Лучшая из историй «Тур де Франс»!
Осталось всего восемь петель. Они самые трудные.
Ветер бил в лицо. Ледяной ветер. И ни одного дома, за которым можно укрыться, последняя пастушья хижина осталась позади, даже коров не видать.
Мартен снова застегнул молнию.
И все же он чувствовал, что может еще прибавить. Обычно у самой вершины молочная кислота сковывала его ноги от бедра до голени. На этот раз они все еще крутились легко, как стрелки «ролекса», хотя сердце колотилось все сильнее.
До вершины оставалось всего триста метров. А потом — весь спуск, на котором можно отдохнуть, отдышаться, успокоить пульс.
Первый кинжал вспорол ему грудь. Первое предупреждение.
Мартен огляделся. Никого. Спешиться сейчас — глупее не придумаешь.
Он ограничился тем, что стал чуть меньше налегать на педали, чуть понизил передачу и поморщился, пожалев об этом.
Скорость теперь снизилась почти до 10 километров в час, и он представил себе, как во время гонки плотная группа обошла бы его перед самой вершиной, а он смотрел бы ей вслед.

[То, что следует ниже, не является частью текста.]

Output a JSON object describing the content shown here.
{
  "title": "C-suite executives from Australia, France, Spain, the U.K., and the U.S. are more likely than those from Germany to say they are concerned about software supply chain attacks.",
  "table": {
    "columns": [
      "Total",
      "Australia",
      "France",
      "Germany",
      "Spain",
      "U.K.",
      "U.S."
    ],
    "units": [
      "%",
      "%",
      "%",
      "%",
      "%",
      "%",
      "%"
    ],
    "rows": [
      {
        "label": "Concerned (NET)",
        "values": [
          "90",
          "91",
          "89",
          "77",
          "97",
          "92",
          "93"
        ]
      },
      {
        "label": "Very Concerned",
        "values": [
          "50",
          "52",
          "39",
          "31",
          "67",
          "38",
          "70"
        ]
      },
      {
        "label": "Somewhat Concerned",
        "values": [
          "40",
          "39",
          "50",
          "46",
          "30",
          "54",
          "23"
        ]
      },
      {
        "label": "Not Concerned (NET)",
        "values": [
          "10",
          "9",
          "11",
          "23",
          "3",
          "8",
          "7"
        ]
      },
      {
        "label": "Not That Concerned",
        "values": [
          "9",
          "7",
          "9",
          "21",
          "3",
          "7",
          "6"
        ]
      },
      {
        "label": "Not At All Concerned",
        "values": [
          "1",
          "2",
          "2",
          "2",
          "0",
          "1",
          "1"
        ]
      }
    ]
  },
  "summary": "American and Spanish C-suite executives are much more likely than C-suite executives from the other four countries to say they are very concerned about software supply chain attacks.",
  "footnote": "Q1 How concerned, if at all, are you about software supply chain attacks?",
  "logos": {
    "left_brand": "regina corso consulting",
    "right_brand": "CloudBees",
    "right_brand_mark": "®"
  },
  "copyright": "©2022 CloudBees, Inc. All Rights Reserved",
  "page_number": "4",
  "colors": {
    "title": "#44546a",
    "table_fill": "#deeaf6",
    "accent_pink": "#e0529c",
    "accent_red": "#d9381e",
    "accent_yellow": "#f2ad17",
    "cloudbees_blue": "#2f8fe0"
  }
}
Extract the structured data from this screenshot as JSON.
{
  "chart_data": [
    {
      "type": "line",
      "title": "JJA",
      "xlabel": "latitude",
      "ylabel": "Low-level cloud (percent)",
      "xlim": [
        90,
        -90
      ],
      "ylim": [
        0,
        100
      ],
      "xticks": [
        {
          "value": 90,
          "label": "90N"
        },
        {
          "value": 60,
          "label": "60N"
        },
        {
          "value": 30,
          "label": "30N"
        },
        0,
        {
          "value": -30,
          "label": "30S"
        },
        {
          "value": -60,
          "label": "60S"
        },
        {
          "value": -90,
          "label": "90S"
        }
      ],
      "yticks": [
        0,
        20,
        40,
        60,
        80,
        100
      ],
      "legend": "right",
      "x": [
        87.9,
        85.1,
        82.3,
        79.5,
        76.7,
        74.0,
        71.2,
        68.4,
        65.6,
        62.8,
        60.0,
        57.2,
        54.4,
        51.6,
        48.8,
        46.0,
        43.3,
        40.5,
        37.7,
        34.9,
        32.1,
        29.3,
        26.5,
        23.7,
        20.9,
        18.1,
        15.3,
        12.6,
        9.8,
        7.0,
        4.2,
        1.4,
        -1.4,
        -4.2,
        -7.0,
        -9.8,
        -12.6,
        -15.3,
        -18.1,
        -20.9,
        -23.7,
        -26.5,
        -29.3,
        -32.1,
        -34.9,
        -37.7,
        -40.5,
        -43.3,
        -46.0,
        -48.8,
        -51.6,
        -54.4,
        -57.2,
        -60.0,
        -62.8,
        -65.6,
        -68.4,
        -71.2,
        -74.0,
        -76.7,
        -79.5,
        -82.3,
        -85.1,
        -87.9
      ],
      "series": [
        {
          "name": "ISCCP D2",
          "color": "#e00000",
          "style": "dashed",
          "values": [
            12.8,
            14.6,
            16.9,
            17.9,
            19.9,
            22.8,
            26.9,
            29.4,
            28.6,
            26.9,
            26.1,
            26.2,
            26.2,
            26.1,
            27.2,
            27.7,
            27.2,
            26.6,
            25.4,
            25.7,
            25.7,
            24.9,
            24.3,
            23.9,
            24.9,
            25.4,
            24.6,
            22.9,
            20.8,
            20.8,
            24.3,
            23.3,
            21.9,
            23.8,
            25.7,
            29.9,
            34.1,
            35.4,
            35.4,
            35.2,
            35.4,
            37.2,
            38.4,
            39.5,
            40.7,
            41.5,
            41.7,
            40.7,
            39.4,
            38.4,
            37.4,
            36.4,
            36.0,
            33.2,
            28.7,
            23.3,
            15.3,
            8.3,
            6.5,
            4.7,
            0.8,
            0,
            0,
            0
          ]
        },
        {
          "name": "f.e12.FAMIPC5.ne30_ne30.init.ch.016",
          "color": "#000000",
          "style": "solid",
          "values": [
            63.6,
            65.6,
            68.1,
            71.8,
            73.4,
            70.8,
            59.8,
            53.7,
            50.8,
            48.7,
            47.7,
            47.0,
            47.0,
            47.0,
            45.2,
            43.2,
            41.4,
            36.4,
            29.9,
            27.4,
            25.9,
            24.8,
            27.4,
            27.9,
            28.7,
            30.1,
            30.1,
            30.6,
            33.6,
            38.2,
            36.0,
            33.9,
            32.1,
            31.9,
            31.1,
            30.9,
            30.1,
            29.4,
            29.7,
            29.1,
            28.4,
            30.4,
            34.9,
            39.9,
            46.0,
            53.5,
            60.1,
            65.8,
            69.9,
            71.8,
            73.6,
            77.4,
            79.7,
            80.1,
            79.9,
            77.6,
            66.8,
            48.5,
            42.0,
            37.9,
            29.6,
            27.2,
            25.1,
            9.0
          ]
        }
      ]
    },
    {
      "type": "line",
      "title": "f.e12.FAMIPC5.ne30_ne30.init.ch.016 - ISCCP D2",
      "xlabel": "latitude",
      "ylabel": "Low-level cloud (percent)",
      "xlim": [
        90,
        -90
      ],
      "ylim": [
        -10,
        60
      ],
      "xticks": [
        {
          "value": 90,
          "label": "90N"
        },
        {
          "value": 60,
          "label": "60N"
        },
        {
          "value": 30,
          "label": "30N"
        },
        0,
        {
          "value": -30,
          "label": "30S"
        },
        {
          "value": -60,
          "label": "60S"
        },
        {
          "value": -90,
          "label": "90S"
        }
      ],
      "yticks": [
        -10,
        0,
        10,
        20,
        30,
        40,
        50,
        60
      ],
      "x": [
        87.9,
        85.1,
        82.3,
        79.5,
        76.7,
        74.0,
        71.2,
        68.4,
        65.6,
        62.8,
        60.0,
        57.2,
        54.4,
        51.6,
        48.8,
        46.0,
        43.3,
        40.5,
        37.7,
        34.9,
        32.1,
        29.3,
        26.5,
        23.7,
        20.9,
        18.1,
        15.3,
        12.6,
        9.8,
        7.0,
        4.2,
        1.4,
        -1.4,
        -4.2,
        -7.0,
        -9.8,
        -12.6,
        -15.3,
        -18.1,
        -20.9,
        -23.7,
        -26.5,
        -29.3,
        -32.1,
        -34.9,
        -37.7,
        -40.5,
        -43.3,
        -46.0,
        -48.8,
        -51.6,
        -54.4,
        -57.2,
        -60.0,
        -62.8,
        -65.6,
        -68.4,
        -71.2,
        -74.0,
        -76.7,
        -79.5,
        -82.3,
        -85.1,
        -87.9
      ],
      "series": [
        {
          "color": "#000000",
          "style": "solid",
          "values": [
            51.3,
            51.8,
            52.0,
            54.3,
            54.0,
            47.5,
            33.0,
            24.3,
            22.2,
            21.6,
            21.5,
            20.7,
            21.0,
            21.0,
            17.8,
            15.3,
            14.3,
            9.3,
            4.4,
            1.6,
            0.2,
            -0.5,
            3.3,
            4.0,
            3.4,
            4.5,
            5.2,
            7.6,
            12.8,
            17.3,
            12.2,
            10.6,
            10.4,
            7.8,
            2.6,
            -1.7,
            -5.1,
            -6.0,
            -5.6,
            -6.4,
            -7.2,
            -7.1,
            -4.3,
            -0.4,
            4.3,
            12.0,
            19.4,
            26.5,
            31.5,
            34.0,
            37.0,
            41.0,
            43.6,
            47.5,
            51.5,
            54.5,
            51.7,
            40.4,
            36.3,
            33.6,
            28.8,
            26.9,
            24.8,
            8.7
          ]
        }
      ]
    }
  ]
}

Осталась всего-навсего сотня метров.
В сердце впился второй кинжал. От боли Мартен едва удержался на седле и все же чудом выправился, виляя покатил дальше, не понимая, что с ним происходит. Теперь он еле двигался, почти не жал на педали, только чтобы не упасть, старался дышать медленно, ровно, вот преодолеет вершину — и останется только скользить вниз.
Еще один метр.
Третье лезвие — и онемевшие руки выпустили руль. Велосипед повалился набок, у Мартена не хватило сил даже на то, чтобы высвободить ноги из захватов на педалях. Шлем и рама с оглушительным грохотом ударились об асфальт.
Мартен этого уже не слышал. У него не было сил говорить, не было сил подняться, не было сил вытащить телефон из сумки. Он знал, что здесь, на вершине, никто ему не поможет.
Он знал, что сейчас умрет.
Его сердце уже почти заглохло. Он почти перестал дышать.
Что было в этом проклятом чае?
Выиграл бы он ветеранский чемпионат?
Получил бы свой букет?
Это была его последняя мысль.
Получит ли он свой букет на вершине? Маленький крест, украшенный цветами. И короткая надпись.
Мартен Сенфуэн.
Не Пупу и никто.
III
Явление Пуаро
9
Терраса мэрии была залита ярким солнцем. От нагретого лавового камня шел жар, как от печки. Еще немного — и можно будет вытаскивать шезлонги и раскрывать пляжные зонты. Савина вышла покурить и заодно полюбоваться видом на колокольню церкви Сен-Ферреоль, развалины за́мка и школьный двор. Она упивалась запахами хвои и жимолости, ее убаюкивали редкие долетавшие до нее звуки: зеленый дятел долбил клювом соседнее дерево, где-то далеко в лесу гудела бензопила, за каким-то окном играло радио…
И вдруг всю дремотную сладость медленно текущего полуденного часа разом смело. Сначала раздался звонок — нечто среднее между пожарной сиреной и церковным колоколом, следом — топот конницы, пятьдесят двуногих пони галопом понеслись со школьного двора: ранцы за спиной, пальто нараспашку, шарфы вразлет, звонкий смех.
Уроки закончились!
Для деревни это час ежедневного выплеска адреналина — час, когда по улицам, мимо как попало припаркованных машин, мчатся дети.
— Нектер, иди сюда, посмотри.
Савина не закрыла за собой входную дверь. До школы нет и пятидесяти метров, и к мэрии, вопя и хохоча, неслась ребятня.
— На что? — откликнулся Нектер.
— Брось ты свои марки, иди сюда!
Секретарь мэрии был в нерешительности. Больше всего на свете он боялся сквозняков. А сейчас приступил к самой деликатной операции: при помощи влажной губки отклеивал марки с конвертов только что полученных писем и, подхватывая их пинцетом, помещал в кляссер. Сегодня ему достались редкие: Пику-ду-Фогу, Кверкфьоль и Альмолонга, они пополнят его уникальную коллекцию, его гордость, сокровище, которое он решил, уходя на пенсию, завещать мюрольской мэрии: десять альбомов, заполненных марками с изображением вулканов со всего света! Нектер Патюрен выискивал по всему миру города и поселки на склонах кратеров. Писал туда — и дожидался ответа… с наклеенной маркой.
— Не могу. Все разлетится.
— Шевелись, говорят тебе.
Коллекционер марок с вулканами — редкая разновидность в разветвленной семье филателистов — не спеша накрыл свое последнее приобретение промокашкой и придавил куском базальта, заменявшим ему пресс-папье. «Да что ж он всегда так копается…» — досадовала про себя Савина.